Bab VII - Pertanyaan Langsung

53.4K 7.4K 211
                                    

Bab VII - Pertanyaan Langsung

Aku membuka aplikasi LinkedIn saat mengetahui bahwa ada satu pemberitahuan masuk karena Pak Afif pagi ini membagikan satu post tentang gempa dan pentingnya membangun infrastruktur tahan gempa di platform tersebut. Jariku bergerak untuk membuka profilnya spontan dan memperhatikan bagaimana senyum lebarnya tampak semakin menawan di foto profil. Padahal foto profil itu adalah foto yang sama dari dua tahun yang lalu.

Menyebalkan. Betapa menyebalkannya karena aku merasa dia semakin memesona dari hari ke hari, sedangkan aku tahu betul bahwa kemungkinan besar perasaan ini berkembang sangat sedikit.

Aku mengunci layar ponselku dan mengetuk sisi atas ponsel ke jidatku. Posisiku sudah berada di depan pintu Busway ini karena halte berikutnya adalah ke halte di depan kantor.

Aku menarik napas panjang. Artinya, aku akan segera bertemu dengannya. Aku sengaja datang siang hari ini untuk menghindari kemungkinan bertemu dengannya pagi-pagi.

Kenapa aku jadi gugup, sih?

Wajar! Gara-gara ulah Ninda kemarin, wajahku sudah tidak ada lagi untuk berhadapan dengannya. Untung saja, pasca pertanyaan memalukan itu, Pak Afif tak menanggapi dengan berarti dan mengalihkan pembicaraan pada profesi Ninda. Aku tidak sanggup bertemu dengannya hari ini. Aku benar-benar malu!

Ninda kali ini benar-benar keterlaluan!

Tetapi dia hanya bermaksud membantuku untuk mengetahui kehidupan pribadi Pak Afif—dia baru menjelaskan ketika aku ngambek semalaman padanya. Ninda memang nggak segan menegurku kalau aku sudah bersikap menyebalkan, begitu pula sebaliknya. Persahabatan yang telah terjalin bertahun-tahun membuat kami satu sama lain nggak keberatan mempermalukan ataupun mengingatkan satu sama lain.

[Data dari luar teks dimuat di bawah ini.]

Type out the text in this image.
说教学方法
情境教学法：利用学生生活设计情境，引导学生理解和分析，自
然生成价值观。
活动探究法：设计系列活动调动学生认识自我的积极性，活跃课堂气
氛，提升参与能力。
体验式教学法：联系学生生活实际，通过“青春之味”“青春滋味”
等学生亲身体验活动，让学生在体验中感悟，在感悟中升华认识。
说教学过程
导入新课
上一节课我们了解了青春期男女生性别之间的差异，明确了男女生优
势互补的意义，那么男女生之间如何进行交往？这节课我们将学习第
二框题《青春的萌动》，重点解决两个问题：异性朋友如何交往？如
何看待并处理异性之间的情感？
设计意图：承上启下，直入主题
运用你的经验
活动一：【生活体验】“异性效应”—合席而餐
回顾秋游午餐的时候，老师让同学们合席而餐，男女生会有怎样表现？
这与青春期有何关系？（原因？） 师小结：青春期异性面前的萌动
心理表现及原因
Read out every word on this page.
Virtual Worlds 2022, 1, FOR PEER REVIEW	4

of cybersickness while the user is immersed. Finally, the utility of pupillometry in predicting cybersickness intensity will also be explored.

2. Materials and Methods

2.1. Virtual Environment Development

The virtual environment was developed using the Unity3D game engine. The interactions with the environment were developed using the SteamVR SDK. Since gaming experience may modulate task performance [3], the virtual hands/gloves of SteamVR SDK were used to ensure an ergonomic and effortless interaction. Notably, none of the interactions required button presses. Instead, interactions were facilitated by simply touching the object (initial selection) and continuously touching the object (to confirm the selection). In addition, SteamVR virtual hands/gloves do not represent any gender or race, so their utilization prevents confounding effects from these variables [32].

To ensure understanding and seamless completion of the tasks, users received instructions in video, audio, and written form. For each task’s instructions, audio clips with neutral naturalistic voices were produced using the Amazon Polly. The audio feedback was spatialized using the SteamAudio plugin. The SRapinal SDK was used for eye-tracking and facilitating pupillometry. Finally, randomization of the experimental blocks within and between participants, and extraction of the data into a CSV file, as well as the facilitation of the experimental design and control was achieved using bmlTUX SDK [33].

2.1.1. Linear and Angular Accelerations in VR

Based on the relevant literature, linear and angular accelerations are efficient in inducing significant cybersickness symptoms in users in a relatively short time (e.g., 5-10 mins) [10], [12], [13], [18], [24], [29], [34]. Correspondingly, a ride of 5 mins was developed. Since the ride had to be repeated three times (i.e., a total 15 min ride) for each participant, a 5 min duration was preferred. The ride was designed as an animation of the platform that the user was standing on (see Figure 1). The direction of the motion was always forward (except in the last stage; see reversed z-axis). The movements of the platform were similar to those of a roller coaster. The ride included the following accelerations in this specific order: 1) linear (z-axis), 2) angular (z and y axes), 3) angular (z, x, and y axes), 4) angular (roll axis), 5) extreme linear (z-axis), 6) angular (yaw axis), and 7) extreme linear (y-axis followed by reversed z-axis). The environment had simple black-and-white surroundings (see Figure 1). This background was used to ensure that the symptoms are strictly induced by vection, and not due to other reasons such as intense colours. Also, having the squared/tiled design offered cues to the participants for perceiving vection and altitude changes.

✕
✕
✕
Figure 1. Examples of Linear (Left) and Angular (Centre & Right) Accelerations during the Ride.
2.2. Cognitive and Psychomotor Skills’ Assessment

Hanya saja, aku bukan seseorang yang mampu menganggap semuanya baik-baik saja setelah dia membuatku malu seperti kemarin! Aku masih akan bertemu Pak Afif keesokan harinya! Sekalipun Pak Afif seperti pura-pura tak menanggapi, aku tetap saja malu berhadapan dengannya.

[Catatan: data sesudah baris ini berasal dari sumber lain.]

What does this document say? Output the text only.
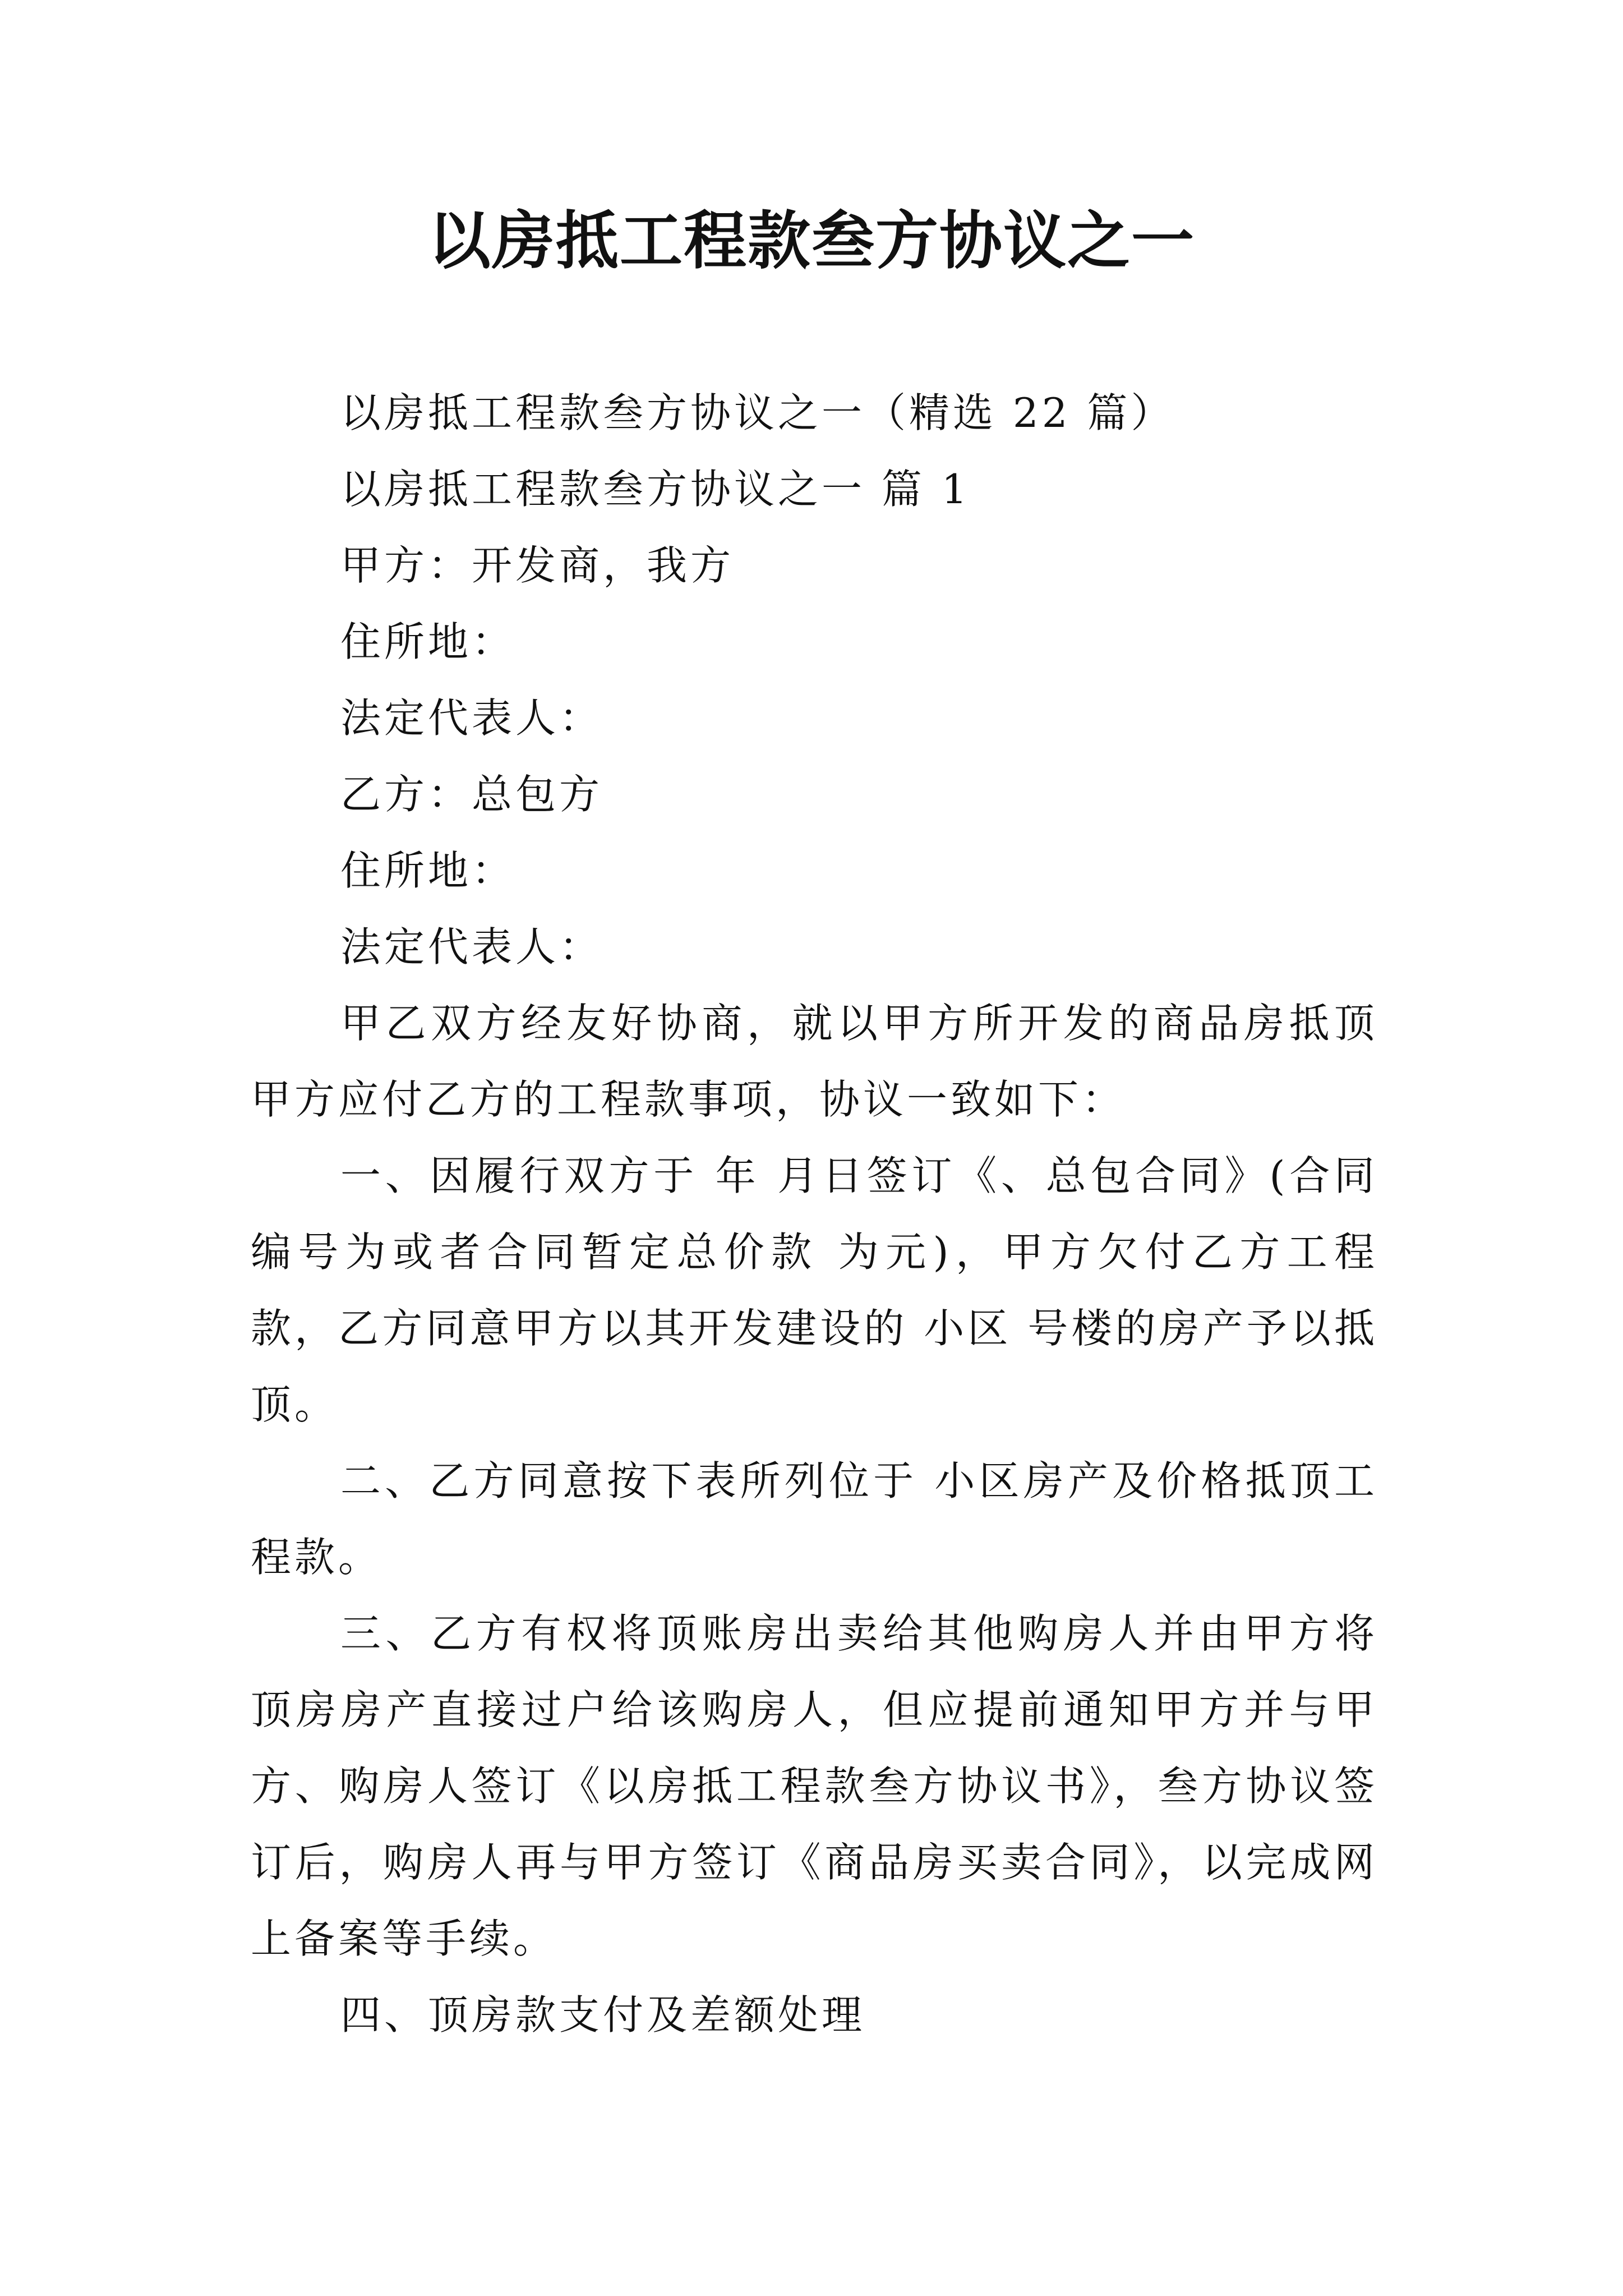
以房抵工程款叁方协议之一

以房抵工程款叁方协议之一（精选 22 篇）

以房抵工程款叁方协议之一 篇 1

甲方：开发商，我方

住所地：

法定代表人：

乙方：总包方

住所地：

法定代表人：

甲乙双方经友好协商，就以甲方所开发的商品房抵顶甲方应付乙方的工程款事项，协议一致如下：

一、因履行双方于 年 月日签订《、总包合同》(合同编号为或者合同暂定总价款 为元)，甲方欠付乙方工程款，乙方同意甲方以其开发建设的 小区 号楼的房产予以抵顶。

二、乙方同意按下表所列位于 小区房产及价格抵顶工程款。

三、乙方有权将顶账房出卖给其他购房人并由甲方将顶房房产直接过户给该购房人，但应提前通知甲方并与甲方、购房人签订《以房抵工程款叁方协议书》，叁方协议签订后，购房人再与甲方签订《商品房买卖合同》，以完成网上备案等手续。

四、顶房款支付及差额处理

Aku menghentakkan kaki kesal.

"Kesetnya salah apa, sih, sampai diinjak dengan dendam begitu?"

Aku terperanjat kaget mendengar suara yang kukenali itu. Aku bahkan nggak menyadari bahwa aku sudah otomatis keluar dari Busway, menyeberang kemudian masuk lingkungan kantor saking sibuknya melamun dan menyalahkan Ninda.

Berharap orang di belakangku bukan Pak Afif, tapi aku sudah terlalu mengenal suaranya. Dengan berat hati, aku menoleh ke belakang dan mendapati Pak Afif sudah ada di belakangku.

Aku spontan mengangkat tangan kiri untuk melihat jam tangan. Pukul sembilan! Tumben sekali dia datang siang?

"Ada yang nempel tadi di sepatu saya," aku berkilah dengan gugup dan kembali menghentakkan sepatu dengan keras di depannya. Pak Afif hanya menggeleng kepala pelan menanggapi tingkahku dan melewatiku begitu saja.

Wajahku memanas seketika, mataku lurus menatap punggungnya yang berjalan dengan tenang. Ia berhenti sejenak untuk menunggu lift.

Aku menimbang-nimbang, kalau aku beranjak sekarang ... kemungkinan besar aku akan berada di satu lift dengannya.

Tidak! Tidak! Aku masih sangat canggung!

Menemukan ide lain, aku segera membalikkan badan dan berjalan menuju coffee shop yang jam segini baru buka. Coffee shop ini masih berada di kompleks ruko yang sama dengan kantorku.

Lebih baik aku membeli kopi saja sampai Pak Afif masuk ke ruangannya. Sungguh aku benar-benar nggak siap berhadapan dengannya.

Lain kali ... aku harus training mulut Ninda dahulu agar tidak terlalu membuatku malu di depan orang lain!